We'll see if the trial will be in the autumn/winter, which is the most likely, or will now jump to 2019, but after the pronouncement from the court's Appeals Chamber it's improbable to expect the prisoners' current situation to change before the hearing. That this decision should be announced less than 24 hours after Belgian justice refused to extradite ministers Comín, Serret and Puig is nothing more than a demonstration of a certain arrogance from Spanish justice, incapable of accepting that the investigation carried out was poor and that the alleged crimes attributed to the suspects -rebellion and misuse of public funds- are utterly inconsistent.

The geographic border of the Pyrenees is today something more than a mountain range. It's a different way of interpreting the law and, ultimately, of imparting justice. It shouldn't be like that. In that regard, the comment from the Belgian prime ministerCharles Michel, after the decision on the exiled ministers that justice is independent in his country, is as obvious as it is a message for those states where it isn't so. As it is never not presumptuous for the Supreme Court to tell German justice to not make the same mistake with president Puigdemont as Belgian justice with the exiled ministers.

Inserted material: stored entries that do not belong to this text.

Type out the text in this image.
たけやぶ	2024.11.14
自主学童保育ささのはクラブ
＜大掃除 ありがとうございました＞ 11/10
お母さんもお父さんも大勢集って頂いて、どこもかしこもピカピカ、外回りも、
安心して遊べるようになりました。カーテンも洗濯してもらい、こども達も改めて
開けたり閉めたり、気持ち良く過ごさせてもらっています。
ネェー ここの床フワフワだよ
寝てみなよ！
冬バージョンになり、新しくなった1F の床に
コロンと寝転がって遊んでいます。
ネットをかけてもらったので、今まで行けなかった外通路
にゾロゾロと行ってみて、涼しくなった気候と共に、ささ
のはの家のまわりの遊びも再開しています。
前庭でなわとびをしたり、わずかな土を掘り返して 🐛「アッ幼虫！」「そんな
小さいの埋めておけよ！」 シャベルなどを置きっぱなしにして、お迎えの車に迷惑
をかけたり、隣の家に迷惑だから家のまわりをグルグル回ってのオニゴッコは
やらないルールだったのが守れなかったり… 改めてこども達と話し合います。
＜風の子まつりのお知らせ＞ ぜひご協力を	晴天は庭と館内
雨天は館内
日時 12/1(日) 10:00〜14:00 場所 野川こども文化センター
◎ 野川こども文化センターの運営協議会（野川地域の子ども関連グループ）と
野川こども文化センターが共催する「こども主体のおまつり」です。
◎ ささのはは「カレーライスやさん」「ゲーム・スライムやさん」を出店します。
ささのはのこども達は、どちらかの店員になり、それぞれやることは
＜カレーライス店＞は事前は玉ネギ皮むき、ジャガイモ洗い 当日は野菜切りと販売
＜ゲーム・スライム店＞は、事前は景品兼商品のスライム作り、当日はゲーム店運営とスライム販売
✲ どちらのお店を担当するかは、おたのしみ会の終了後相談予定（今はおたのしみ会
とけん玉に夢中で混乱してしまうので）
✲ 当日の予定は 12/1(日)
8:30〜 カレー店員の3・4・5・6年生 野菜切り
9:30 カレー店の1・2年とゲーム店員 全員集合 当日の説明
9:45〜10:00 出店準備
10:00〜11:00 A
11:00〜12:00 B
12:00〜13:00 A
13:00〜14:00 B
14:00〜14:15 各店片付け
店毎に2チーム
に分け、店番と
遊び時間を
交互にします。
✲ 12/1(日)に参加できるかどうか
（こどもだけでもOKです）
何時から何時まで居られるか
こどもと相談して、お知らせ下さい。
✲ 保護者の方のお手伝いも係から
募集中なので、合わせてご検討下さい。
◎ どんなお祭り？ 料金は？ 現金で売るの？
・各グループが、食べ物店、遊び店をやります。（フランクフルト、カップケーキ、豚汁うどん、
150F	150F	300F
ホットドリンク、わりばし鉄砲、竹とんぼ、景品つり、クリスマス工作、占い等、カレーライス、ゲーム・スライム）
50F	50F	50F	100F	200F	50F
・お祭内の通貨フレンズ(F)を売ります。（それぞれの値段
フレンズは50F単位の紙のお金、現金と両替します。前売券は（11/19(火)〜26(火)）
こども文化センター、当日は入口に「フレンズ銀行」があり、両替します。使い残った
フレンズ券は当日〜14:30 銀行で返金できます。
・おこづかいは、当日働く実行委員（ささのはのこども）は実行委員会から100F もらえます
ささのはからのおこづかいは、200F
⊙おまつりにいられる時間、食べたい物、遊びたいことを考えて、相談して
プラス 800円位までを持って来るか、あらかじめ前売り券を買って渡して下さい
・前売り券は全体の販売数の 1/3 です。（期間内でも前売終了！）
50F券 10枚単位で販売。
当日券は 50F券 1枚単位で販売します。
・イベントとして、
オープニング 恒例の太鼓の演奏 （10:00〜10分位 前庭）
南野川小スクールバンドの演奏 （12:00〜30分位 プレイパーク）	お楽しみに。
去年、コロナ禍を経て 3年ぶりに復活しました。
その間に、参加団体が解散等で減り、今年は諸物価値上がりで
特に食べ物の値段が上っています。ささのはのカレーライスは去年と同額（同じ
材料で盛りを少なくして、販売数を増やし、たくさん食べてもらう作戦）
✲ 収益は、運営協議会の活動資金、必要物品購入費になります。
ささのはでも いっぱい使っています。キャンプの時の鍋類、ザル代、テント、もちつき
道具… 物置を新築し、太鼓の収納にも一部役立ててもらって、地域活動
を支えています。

This is a time when the rest of the political structure is moving as one and has started on a certain auction to get the greatest reward from Spanish nationalism: Rivera is going to the Moncloa government palace to ask for a new article 155 which includes control of Catalan finances, public media and police (the Mossos d'Esquadra) and Pedro Sánchez, not to be outdone, wants it to be required by law that high-ranking officials accept the Constitution in public and that the Penal Code is modified to adapt to the independence supporters' actions. Surprisingly, in this competition, even Rajoy can stay quiet as others are already doing the work.